Film School dean named top mentor to Hollywood filmmakers

Frank Patterson

"The Hollywood Reporter" is calling Frank Patterson one of the nation’s top mentors to a generation of Hollywood filmmakers. A special, Aug. 28 edition of the major trade publication lists Patterson, dean of Florida State University’s renowned Film School, among the 12 most influential film school professors in the United States.

The distinguished dozen hail from the prestigious film programs at New York University, Columbia University, the University of California-Los Angeles and Northwestern University as well as FSU and four other prominent institutions. Patterson joins a cadre of luminaries such as Columbia’s Milos Forman, who directed major motion pictures such as Hair and One Flew Over the Cuckoo’s Nest, and John Canemaker, an Academy Award-winning independent animator who teaches at NYU.

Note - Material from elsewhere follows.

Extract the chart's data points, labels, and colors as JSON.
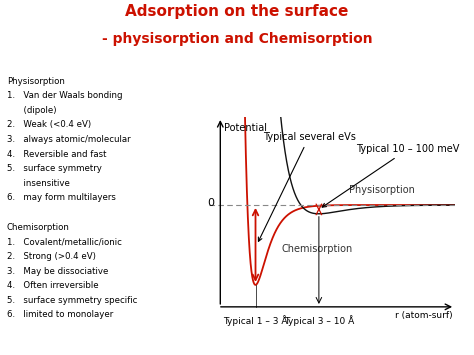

"I am thrilled just to be in the same room with the likes of Milos Forman and other such highly accomplished filmmaker-teachers," said Patterson, who in addition to his numerous feature film credits has directed more than 100 television commercials and music videos. "These are people I look up to. Needless to say, it is a great, great honor to be included with them on a list of distinguished professors in our field."

Under Patterson’s watch, the Directors Guild of America has recognized FSU’s College of Motion Picture, Television and Recording Arts — best known as The Film School — for its distinguished contributions to American culture; FSU film students won more Student Academy Awards and Student Emmys combined in a single year (2004) than any other film program in the industry’s history; and to date, the students have garnered a total of 24 Emmys in 17 years and five Academy Awards in the past four years alone, not to mention a host of other national honors. In 2007, Florida Governor Charlie Christ honored Patterson for "inspiring a generation of Florida filmmakers."

"Frank Patterson has brought incredible energy, vision, technical expertise and aesthetic sense to our Film School," said Lawrence G. Abele, FSU Provost and Executive Vice President for Academic Affairs. "He and his dedicated professional faculty work to ensure that every student gets an unparalleled experience and graduates able to perform at the very highest level in an exceptionally competitive industry. No one has done more to elevate the place of film in the university and among the arts than Frank."

Film School alumni Jonathan King (MFA, 1992) and Melissa Carter (MFA, 1996) are two of Patterson’s biggest fans and most successful protégés. Both say he prepared them to hit the ground running and do well in the real world of television and film — and they have.

Formerly at Sony Pictures, where he co-produced the Academy Award-winning 2006 motion picture "Dreamgirls," King now serves as executive vice president for production of narrative fiction films at Participant Media, a leading provider of socially conscious documentaries (including another Academy Award winner, Al Gore’s "An Inconvenient Truth").

"Frank emphasized reality," King said. "He definitely encouraged individual artistic expression, but he also made sure we were aware of the somewhat harsh environment of the movie business that awaited us after graduation. It was his dual focus on artistic encouragement and business reality that stuck with me. You can have the most high-minded, noble intentions, but if you can’t get audiences to pay attention to your movies as entertaining experiences, they won’t hear your message."

King called Patterson’s approach to filmmaking and teaching entrepreneurial. "He was the first person who showed me how to get things done without waiting for people to give me permission. Frank’s attitude was always ‘pick something to believe in, then go make it happen.’"

Carter earned both story and original screenplay credits on the 2004 major motion picture "Little Black Book," which co-starred Brittany Murphy, Kathy Bates and Holly Hunter. Now, she is the creator and executive producer of a television pilot, her first, for a new series called "Mistresses" (based on a BBC drama of the same name) that is set to premiere soon on Lifetime.

"Frank has this amazing holistic approach to filmmaking, for which I thank him every time I start a new assignment as a working screenwriter," Carter said. "His philosophy is simple:  To truly know their chosen craft, every student should learn every crew position there is on a film set. When I shot my first television pilot for Fox/Lifetime, the first day I stepped on set I had a crew of around 100, but I understood all their jobs because at The Film School, I’d done them all, and fortunately, it made me look like an experienced executive producer."

She did her research before coming to FSU. "Believe me, many film schools keep following the same curriculum, without looking at how their alumni are doing in the ‘real world,’" Carter said. "But Frank is always reaching out to FSU Film School alumni to see if what was taught to them last year as students is helping them right now, as graduates. He constantly makes adjustments, because filmmaking isn’t stagnant, it advances, and therefore, so does the FSU film program."

Carter calls Patterson an inspired and inspiring communicator and amazing teacher. "Frank still loves films and storytelling as much as any bright-eyed freshman," she said.

Between becoming dean of the FSU Film School in 2003, and his nine years on its faculty as head of production, Patterson was the associate dean and director of the Film School at Chapman University in Orange, Calif. He also has taught film at The University of Texas-Austin and at his alma mater, Baylor University, where he earned his bachelor’s and master’s degrees in communications, and has served as president of the Los Angeles Film School in Hollywood.